女は少し驚いた様子だった。目を少し見開き言った。
「痛くありませんでした?」
「あぁ、少しな」
本当はかなりな。
「ですよね。城下町に兄が働いてます。靴職人なんですよ」
「売ってくれそうか?」
「はい! 当然ですよ」
待てよ。俺は金が無い。
日本の金も持ってきてないし、こっちの世界の金もない。
「すまん。やはりいらない」
「どうしてですか? 痛むのでしょう?」
「その。
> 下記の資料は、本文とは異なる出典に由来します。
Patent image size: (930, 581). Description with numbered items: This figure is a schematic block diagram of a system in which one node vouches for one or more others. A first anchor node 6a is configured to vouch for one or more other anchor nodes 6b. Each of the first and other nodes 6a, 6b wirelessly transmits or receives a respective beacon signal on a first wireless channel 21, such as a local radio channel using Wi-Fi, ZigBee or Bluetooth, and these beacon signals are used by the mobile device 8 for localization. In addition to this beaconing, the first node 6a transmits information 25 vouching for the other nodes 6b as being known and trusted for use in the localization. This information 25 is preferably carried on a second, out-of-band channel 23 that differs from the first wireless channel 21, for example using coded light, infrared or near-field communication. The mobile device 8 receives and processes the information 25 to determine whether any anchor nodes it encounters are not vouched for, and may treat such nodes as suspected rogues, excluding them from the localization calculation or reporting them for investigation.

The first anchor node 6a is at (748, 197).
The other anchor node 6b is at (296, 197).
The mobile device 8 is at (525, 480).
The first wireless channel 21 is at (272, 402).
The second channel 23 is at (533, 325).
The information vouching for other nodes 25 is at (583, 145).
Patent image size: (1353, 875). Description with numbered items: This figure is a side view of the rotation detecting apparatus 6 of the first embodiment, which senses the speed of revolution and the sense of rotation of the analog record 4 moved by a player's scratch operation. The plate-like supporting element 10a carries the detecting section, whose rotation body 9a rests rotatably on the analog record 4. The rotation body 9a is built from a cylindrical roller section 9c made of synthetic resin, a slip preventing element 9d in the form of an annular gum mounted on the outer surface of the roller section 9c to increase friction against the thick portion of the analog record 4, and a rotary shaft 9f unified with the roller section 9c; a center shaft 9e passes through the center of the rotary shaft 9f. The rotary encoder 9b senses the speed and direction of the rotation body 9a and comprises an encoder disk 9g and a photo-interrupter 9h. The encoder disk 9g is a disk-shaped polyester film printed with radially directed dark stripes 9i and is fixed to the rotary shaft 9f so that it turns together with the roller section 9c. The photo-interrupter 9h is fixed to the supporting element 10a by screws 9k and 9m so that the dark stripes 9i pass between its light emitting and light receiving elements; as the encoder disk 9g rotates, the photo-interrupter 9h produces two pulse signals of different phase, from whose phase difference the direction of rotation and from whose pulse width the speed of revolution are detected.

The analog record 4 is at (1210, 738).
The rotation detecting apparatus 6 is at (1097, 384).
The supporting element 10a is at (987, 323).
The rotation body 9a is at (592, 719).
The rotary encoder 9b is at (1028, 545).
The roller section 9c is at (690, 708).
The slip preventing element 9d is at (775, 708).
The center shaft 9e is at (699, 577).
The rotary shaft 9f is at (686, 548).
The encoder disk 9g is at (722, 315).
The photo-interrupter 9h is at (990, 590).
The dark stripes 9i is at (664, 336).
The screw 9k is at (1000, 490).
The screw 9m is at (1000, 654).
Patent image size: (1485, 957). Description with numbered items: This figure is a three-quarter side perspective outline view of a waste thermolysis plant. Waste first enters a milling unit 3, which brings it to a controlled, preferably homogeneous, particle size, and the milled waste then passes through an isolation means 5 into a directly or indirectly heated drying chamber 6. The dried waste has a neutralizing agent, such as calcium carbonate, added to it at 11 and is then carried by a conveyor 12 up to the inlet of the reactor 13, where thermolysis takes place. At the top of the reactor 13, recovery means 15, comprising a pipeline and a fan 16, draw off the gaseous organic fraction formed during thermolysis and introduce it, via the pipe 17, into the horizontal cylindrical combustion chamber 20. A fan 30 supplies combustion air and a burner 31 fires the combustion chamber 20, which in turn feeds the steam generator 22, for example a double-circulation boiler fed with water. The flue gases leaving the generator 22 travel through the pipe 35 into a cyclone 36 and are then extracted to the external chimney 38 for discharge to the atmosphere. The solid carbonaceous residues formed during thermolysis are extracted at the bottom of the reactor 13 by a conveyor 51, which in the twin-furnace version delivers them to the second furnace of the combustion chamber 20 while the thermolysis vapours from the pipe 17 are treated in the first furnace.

なんだ。持ち合わせがなくてな」
「そっか。異世界から来たんですもんね。それに信託も受けてないからカードもないですよね。心配しないでください。助けて頂いたお礼に私が買いますよ」
「いや。それは筋が通らねー」
女に買わせるなんて出来んぞ。
「いえいえ。命の恩人なのですからそのぐらいさせてください。一番安いのにになりますけど……」
「そうはいかない」
「遠慮しないでください! 私の気がすみませんから」
佐藤仮もそんなことを、カツアゲから助けた時に言ってたな。
それじゃ気がすまないと。
そういうものなのか。このまま断っても埒が明かなさそうた。
俺は甘えることにした。
「そうか。すまんが頼む」
「はい! 城下町までは頑張ってくださいね! 靴がない所を申し訳ないですが、ゴブリンの運搬もお願いします!」
なんだと。
この死体、運ばなきゃいけないのか。